Production: Transparent enough that some acoustic dimension is added to the music but mainly it solidly preserves guitar tone and rhythm in roughly the proportions of hearing a band from 50 feet into a crowd. No complaints.

Review: In some ways similar to the first release from Ancient Rites, this album appropriates some of the styles of black metal for its purposes of decreasing complexity to emphasize rhythm. The tonal aspects of this work are often minimized intentionally in favor of simple riffs of notes and power chords that span distance while a drum rhythm defines a mood and vocal pace shapes it.

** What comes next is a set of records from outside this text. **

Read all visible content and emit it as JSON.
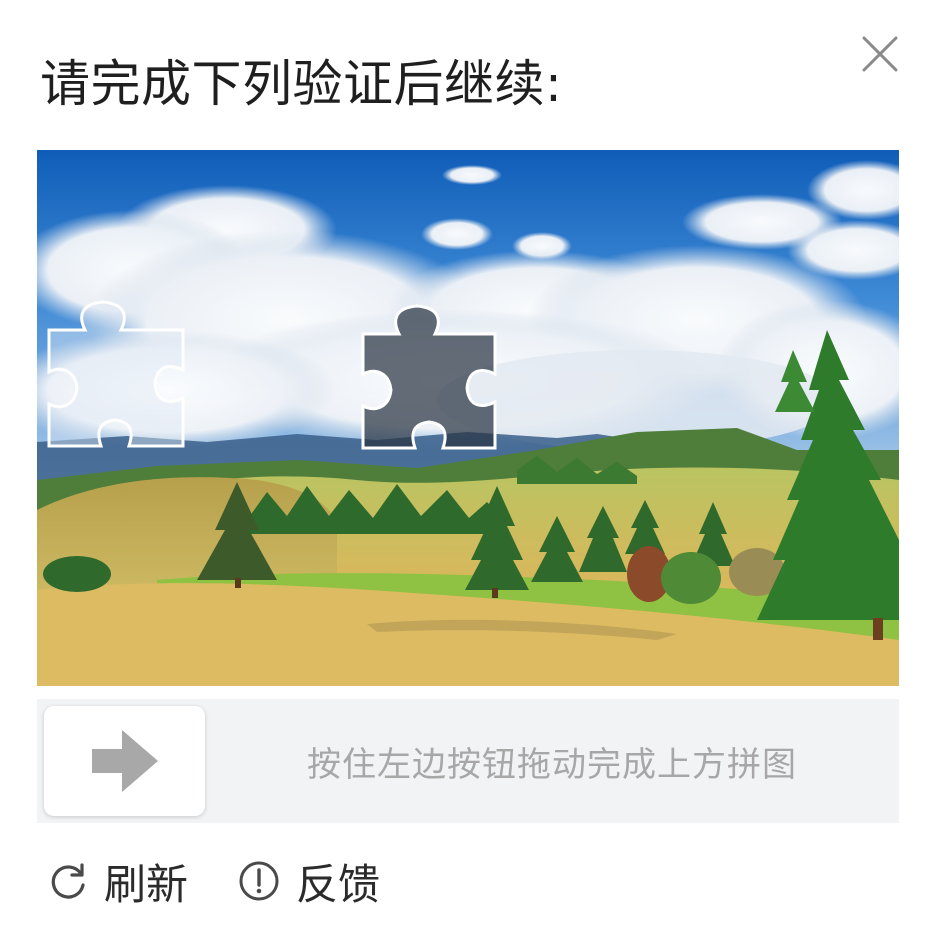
{
  "dialog": {
    "title": "请完成下列验证后继续:",
    "close_icon": "close-icon"
  },
  "captcha": {
    "image_description": "",
    "slider_hint": "按住左边按钮拖动完成上方拼图",
    "handle_icon": "arrow-right-icon"
  },
  "footer": {
    "refresh_label": "刷新",
    "refresh_icon": "refresh-icon",
    "feedback_label": "反馈",
    "feedback_icon": "exclamation-circle-icon"
  },
  "colors": {
    "sky": "#1f6fc0",
    "grass": "#8dbb3a",
    "field": "#d9b65a",
    "tree": "#2f6e2a",
    "track": "#f2f3f5",
    "hint_text": "#a7a7a7"
  }
}
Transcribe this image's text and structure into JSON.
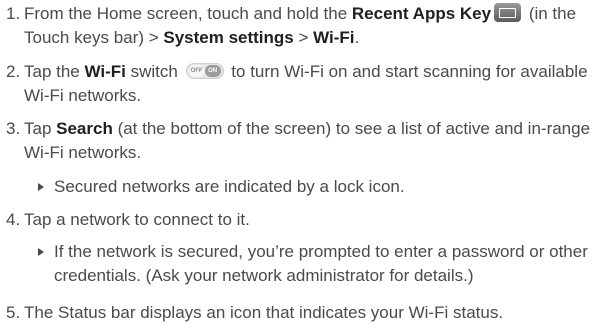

Intensely paced and often rippingly aggressive in sheer hand-stroke motion on the guitar, this music puts the blast back into death metal by working in slightly more bizarre structures, throwing in occasional melody or dissonance, and using the strum rhythms to define a metaconcept of each song.

This simplicity further breaks down the death-metal-ness of this music and enhances some flavor, but the consequence is a compositional range of parts wrought from crude granular elements. Guitar solos are throwaway note strings bent serpentine and cast into an abyss of trailing melodic potential; they are generic enough to fit easily into the music and not be noticed.


1. Blasfemia Eternal (:30)
2. Total Misanthropia (4:19)
3. Garden of Delights (EVA) (4:03)
4. Quest for Blood (Le Vampire) (3:47)
5. Blood of Christ (Mohammed wept) (3:59)
6. (Het verdronken Land van) Saeftinge (3:51)
7. Epebos aionia (4:49)
8. Shades of Eternal Battlefields (Our Empire Fell) (4:12)
9. Vae Victis (4:06)
10. Fallen Angel (2:23)

Length: 36:01

Ancient Rites - Blasfemia Eternal: Death Metal 1996 Ancient Rites

Copyright © 1996 Mascot

Abstracted and sinuously resonant rhythms and timbres escape from the guitar as it is maneuvered through fairly technical tempo-shifting passages. Vocals are harsh and compressed often so that the voice seems to escape its owner at lower registers, but the rhythms are off-beat and nearly-on-beat to propel each song further forward. While the primary instrument is guitar with vocals for rhythmic counterpoint, percussion here is the intensely syncopated, mechanistic drumming that badly offset the last album but manages in this to create enough resonating rhythm of opposition to give one the impression of a jackhammer against a punching bag, an eternal struggle of anger versus ignorance.

The rhythms and patterns of this release show a predominant black metal influence but its soul remains the blasting syncopation of death metal, so interpret this to be the mixed bloodline of heavy metal, black metal, and death metal with grindcore touches that it is. Its reason for endurance as an object of listening however is its fluid and alert riff changes and driving, resurgent electricity of impassionment toward motion.